Luciano Alves Pereira

Numa transportadora de carga, a tradição não recomenda mulher em função típica de homem. Corrigindo: não recomendava. Tarsia Gonzalez é a prova de que os tempos mudaram, especialmente no sensível capítulo da sucessão de empresas. Tarsia é diretora de Marketing e Relacionamento da Transpes, fundada em Belo Horizonte (1966) e recém-transferida para Betim. Circunstâncias familiares a obrigaram a assumir a sua parte como sócia-quotista da empresa aos 16 anos de idade, embora o pai e fundador, Tarsicio Gonzalez, rejeitasse a ideia. Ela foi em frente. “Então você passa a comparecer ao trabalho todos os dias e a querer entender tudo… a responsabilidade é muito grande”, diz a diretora.

Tarsia Gonzalez: cuidando do marketing de uma empresa que vai faturar R$ 350 milhões este ano

Tarsia soube se virar. “Eu não tinha nenhum privilégio por ser mulher, diante dos meus irmãos Sandro e Alfonso, que passaram a dividir a administração na mesma ocasião”, conta Tarsia. Não teve mesmo: foi colocada na área operacional, para fazer acertos com os motoristas.
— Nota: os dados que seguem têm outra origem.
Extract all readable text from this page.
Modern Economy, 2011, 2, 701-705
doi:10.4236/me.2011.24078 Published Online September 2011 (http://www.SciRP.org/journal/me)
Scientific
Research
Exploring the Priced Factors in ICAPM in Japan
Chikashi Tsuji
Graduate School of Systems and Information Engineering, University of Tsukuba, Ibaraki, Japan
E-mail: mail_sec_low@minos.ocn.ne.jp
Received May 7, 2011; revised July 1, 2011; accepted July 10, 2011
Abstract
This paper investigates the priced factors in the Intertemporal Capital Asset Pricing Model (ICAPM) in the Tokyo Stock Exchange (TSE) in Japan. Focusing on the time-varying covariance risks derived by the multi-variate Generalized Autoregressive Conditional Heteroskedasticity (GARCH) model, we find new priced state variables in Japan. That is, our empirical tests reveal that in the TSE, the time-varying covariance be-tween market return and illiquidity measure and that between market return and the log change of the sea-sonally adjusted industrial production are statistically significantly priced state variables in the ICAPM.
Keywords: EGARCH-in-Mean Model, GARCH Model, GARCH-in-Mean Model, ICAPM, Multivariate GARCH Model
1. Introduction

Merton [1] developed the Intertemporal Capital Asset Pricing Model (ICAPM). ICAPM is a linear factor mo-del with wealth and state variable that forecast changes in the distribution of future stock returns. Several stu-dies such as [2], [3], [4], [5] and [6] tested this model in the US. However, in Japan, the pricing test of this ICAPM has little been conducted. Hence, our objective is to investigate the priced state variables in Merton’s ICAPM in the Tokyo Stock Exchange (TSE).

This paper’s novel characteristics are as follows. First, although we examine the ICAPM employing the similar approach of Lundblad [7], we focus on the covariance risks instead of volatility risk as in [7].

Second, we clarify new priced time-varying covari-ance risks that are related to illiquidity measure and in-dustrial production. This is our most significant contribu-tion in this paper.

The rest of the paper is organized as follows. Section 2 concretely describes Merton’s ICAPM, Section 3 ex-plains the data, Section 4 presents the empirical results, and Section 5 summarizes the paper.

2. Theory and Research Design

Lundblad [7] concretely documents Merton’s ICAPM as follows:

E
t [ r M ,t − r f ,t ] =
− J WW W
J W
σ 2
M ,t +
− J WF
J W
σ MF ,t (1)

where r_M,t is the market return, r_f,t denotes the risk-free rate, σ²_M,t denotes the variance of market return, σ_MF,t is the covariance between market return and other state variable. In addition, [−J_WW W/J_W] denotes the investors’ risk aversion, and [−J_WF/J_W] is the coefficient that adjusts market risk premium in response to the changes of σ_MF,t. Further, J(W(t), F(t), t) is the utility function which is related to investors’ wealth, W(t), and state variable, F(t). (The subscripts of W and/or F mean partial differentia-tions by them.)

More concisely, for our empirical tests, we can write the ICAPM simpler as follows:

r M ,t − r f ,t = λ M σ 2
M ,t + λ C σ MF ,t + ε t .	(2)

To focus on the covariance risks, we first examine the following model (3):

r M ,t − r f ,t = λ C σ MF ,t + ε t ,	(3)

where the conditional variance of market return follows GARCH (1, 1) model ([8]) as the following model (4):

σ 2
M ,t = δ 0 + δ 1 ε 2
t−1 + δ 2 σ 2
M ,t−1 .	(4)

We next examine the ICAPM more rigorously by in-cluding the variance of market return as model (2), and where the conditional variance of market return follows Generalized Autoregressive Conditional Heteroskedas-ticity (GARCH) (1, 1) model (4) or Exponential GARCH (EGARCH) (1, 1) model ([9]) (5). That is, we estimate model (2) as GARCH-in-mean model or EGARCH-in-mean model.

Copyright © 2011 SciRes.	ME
Mas acha que ganhou com isso: “Aprendi direto com aqueles que executavam o negócio”.

Em pouco tempo, Tarsia passou a ter sua própria visão da operação: “Sabia quais eram as necessidades e comecei a ganhar o respeito e a admiração da turma”. Ali ficou por meio ano, o suficiente para entender onde os custos comprometiam a competitividade da empresa. No final dos anos 80, com gosto por finanças, foi buscar formação em Ciências Contábeis.
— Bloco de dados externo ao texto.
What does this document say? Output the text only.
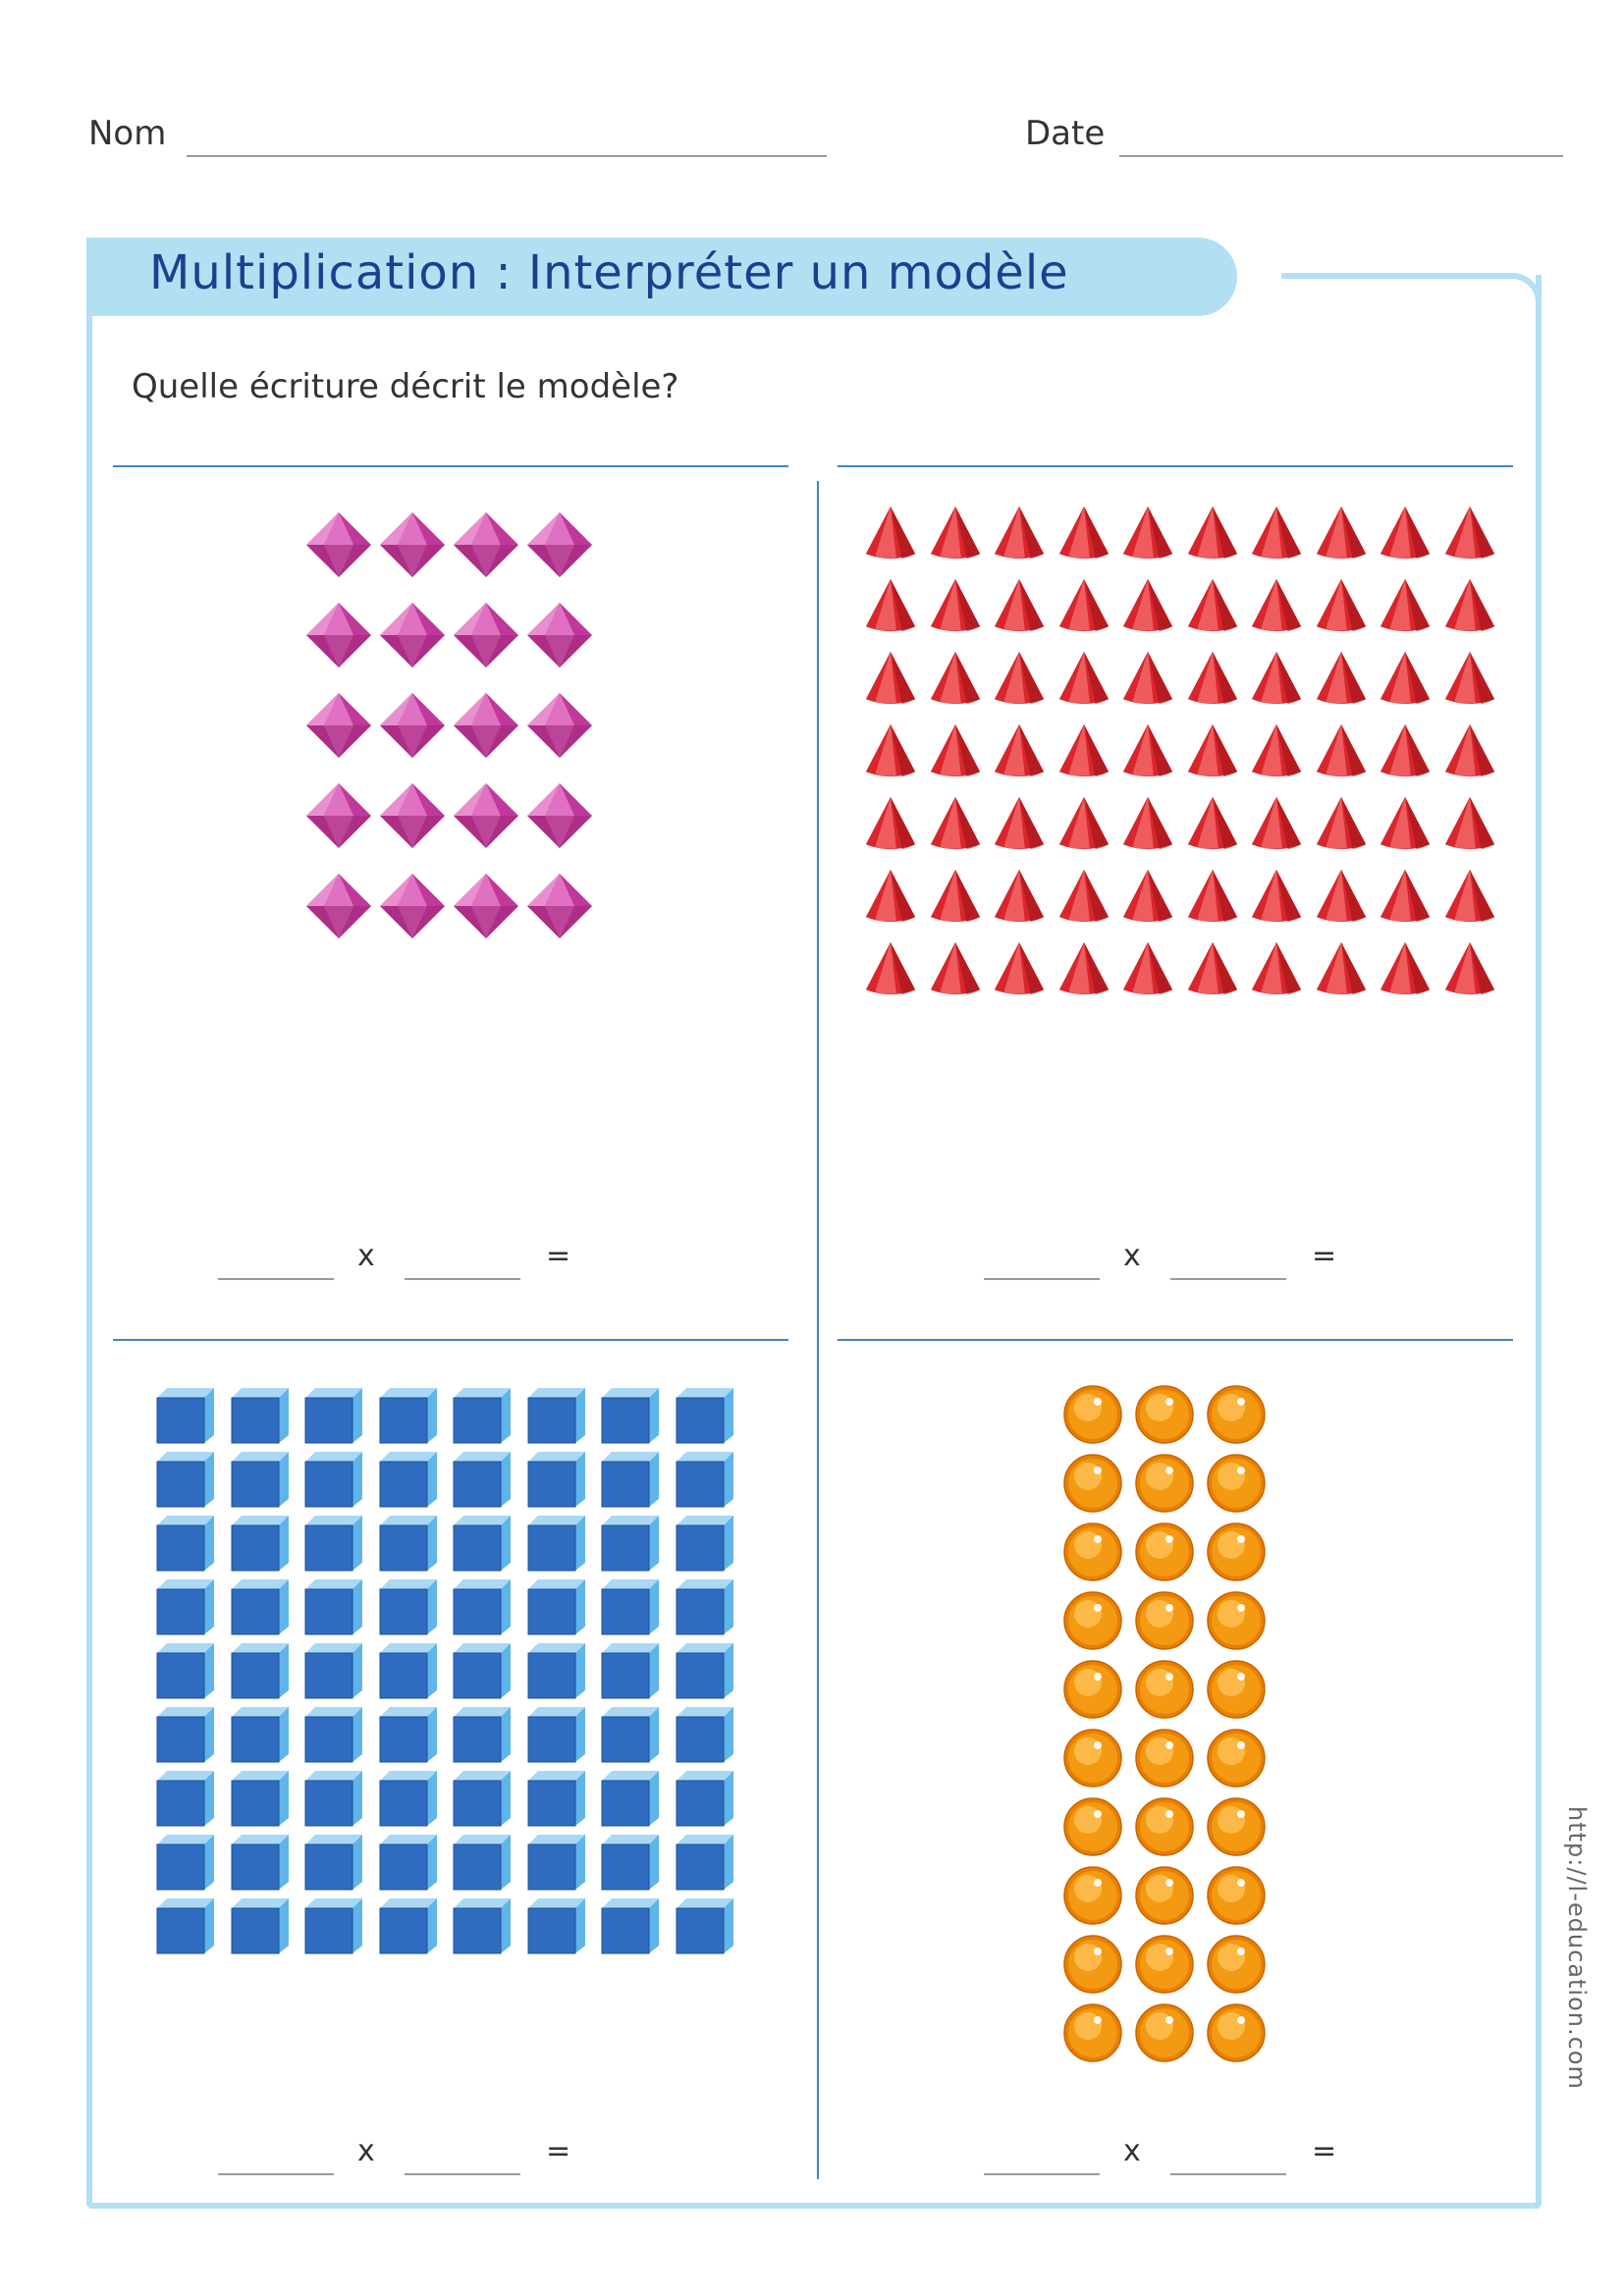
Nom	Date
Multiplication : Interpréter un modèle
Quelle écriture décrit le modèle?
x	=	x	=
x	=	x	=
http://l-education.com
Quanto ao seu estilo de administrar, diz que gosta de trabalhar em equipe, de acompanhar o crescimento profissional dos colaboradores. “Eu delego, mas não abdico de participar, procuro chegar ao senso comum”, resume.

LEI DO DESCANSO – E é desse modo que está empenhada, no momento, em ajustar a empresa à lei 12.619, que estabelece limites de trabalho e horários de descanso para os motoristas de caminhão. Para Tarsia, o que está se configurando é um grande problema para as empresas: “Nós dispomos de 750 equipamentos e, já no primeiro mês de cumprimento da lei, tivemos um aumento de gastos de 13% a 15%. Temos de ajustar isso, não dá para suportar”. Por outro lado, acrescenta, os autônomos não estão sujeitos às mesmas limitações das empresas. “Eles se rebelaram, fizeram greve e corre a notícia de que alguns começam a praticar irregularidades com os seus discos do tacógrafo, de forma a trafegar por tempo além dos limites da lei.”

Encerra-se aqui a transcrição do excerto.